Far from being a dry, treatise on philosophy, it is full of humor, wit and paradox. Chuang Tzu is a poet who is fond of rambling on. At times, he seems set on confusing and confounding the reader. His stories meander and take abrupt and unexpected turns. This acts as a karate chop that takes the reader out of himself and opens his mind to a new way of thinking. Take for example this passage from Chapter 2 about how opposites create one another.
“That arises out of this, but this is also caused by exactly that. This is the theory that this and that are born together.” And although this is true enough, where there’s birth, there’s death, where there’s death, birth.

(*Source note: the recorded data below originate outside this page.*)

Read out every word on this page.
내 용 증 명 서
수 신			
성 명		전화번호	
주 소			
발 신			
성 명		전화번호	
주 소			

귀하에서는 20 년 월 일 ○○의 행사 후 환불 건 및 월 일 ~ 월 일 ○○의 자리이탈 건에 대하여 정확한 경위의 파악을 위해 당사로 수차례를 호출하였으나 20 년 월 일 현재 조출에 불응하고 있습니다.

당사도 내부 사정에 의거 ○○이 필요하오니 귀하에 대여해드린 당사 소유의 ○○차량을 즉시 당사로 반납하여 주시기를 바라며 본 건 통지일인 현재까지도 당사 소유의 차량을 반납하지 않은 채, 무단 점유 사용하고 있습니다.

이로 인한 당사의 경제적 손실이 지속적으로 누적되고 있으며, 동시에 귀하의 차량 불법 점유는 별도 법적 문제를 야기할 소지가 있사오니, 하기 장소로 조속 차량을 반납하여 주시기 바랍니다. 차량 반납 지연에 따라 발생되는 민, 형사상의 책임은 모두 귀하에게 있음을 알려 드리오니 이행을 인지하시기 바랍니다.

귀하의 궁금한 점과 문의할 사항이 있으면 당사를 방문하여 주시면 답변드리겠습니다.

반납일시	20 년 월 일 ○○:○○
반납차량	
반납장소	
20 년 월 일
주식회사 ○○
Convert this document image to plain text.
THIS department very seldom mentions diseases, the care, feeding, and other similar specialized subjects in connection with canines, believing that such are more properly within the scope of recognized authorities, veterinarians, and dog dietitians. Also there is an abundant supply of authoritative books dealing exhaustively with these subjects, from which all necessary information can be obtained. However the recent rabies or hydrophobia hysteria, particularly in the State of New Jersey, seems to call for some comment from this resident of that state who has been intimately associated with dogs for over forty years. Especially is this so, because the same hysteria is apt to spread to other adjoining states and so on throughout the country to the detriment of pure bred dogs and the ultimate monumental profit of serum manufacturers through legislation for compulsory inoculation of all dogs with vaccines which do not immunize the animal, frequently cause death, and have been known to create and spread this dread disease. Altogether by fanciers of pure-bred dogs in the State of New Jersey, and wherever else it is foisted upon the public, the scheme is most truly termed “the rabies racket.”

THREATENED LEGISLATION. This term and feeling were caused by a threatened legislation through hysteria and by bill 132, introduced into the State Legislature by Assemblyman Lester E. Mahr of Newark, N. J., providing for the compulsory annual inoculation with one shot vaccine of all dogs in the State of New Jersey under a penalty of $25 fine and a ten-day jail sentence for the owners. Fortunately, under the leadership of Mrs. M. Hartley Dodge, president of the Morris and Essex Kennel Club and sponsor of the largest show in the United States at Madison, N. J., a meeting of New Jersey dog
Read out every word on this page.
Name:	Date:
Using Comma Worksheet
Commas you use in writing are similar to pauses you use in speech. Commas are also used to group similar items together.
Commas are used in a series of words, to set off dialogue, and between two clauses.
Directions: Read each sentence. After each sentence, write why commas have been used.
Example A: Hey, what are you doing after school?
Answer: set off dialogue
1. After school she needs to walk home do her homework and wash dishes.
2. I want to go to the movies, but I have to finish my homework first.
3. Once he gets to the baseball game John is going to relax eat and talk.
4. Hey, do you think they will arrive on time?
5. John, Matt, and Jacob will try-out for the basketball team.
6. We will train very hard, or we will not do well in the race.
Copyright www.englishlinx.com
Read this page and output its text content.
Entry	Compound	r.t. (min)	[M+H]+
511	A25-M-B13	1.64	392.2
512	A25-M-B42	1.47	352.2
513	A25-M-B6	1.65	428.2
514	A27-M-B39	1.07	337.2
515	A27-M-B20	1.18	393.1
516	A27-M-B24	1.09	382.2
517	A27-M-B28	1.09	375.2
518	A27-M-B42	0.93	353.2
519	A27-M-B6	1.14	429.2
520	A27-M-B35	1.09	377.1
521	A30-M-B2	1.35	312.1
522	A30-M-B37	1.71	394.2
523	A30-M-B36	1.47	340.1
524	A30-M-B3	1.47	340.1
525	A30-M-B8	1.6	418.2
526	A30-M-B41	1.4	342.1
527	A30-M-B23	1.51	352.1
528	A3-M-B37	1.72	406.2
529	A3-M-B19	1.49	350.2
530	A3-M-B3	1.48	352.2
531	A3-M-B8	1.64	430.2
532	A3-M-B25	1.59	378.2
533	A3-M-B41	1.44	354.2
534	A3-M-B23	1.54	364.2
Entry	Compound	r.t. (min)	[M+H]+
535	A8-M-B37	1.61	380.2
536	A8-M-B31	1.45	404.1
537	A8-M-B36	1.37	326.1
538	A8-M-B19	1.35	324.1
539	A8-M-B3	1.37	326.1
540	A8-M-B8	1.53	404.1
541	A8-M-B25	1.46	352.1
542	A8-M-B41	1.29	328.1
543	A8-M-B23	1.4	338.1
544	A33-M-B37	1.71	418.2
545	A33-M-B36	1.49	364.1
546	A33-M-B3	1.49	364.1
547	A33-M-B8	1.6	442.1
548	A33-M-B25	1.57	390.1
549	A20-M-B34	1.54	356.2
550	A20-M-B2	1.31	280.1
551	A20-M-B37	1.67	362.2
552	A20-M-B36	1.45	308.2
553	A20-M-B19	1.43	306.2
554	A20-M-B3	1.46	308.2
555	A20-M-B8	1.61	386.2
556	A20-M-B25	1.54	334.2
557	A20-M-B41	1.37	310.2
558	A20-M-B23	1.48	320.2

Where there’s a possible, there is the impossible; with the impossible, possible. Cause right and you cause wrong, cause wrong, cause right. Right? So be it.
Or another famous passage from the same chapter:
To use the finger to make the point that a finger is not a finger is not as good as using a nonfinger to make the same point. To use a horse to prove that a horse is not a horse is not as good as to use a nonhorse to prove that a horse is not a horse. Heaven-and-Earth is one finger. All ten thousand things are one horse Okay? Not okay. Okay? Okay.
The famous parable of the butterfly dream comes to us from Chuang Tzu.
I don’t know whether it is Chou who dreamed he was a butterfly, or whether a butterfly dreams he’s Chuang Chou.
In Taoism, the person of ideal virtue is the sage who follows in the footsteps of the Tao. He is the wise man who knows nothing, the one does nothing and yet, nothing is left undone. But what does such a man look like, how does he act? The Chuang Tzu speaks much of the ancestral teacher. Even in Chuang Tzu’s time, the sage was ancient, from long, long ago:
…such a man doesn’t permit good and bad to wound his body. He goes as nature goes and seeks no benefit from life.
The True Ones of antiquity didn’t know to take joy from life, didn’t know how to despise death….They climbed high without fear. They went into the water without sinking. They went into fire without feeling the heat. ….The had no need to sweeten what they ate, they breathed deep.
If I take life as good, I must therefore take death as equally good.
The whole world could prize him and he would work no harder; the whole world could call him wrong and yet he would persist.
..he neither pursues profit nor avoids loss…He isn’t married to the Tao.
Chuang Tzu shows us that we are the source of our own sufferings. It is our attachments to things and our insistence on judging things as “good” or “evil”. But the answer isn’t dropping out of life. The sage cares for the world, yet remains impersonal. He travel with the herd, yet is unaffected by right and wrong. He does what is required and knows when to let go. It makes me think of the Samurai of ancient Japan, who were ready for death at anytime, or the Jedi of Star Wars who fight for the good of all, but are not swayed by emotions.
The Essential Chuang Tzu is a wonderful book. It’s ancient wisdom that is so desperately needed in our world today. It sets an example for all to strive for in our daily lives. It can be read in a single sitting, yet take a lifetime to understand. You get something new every time you read it. You need this book.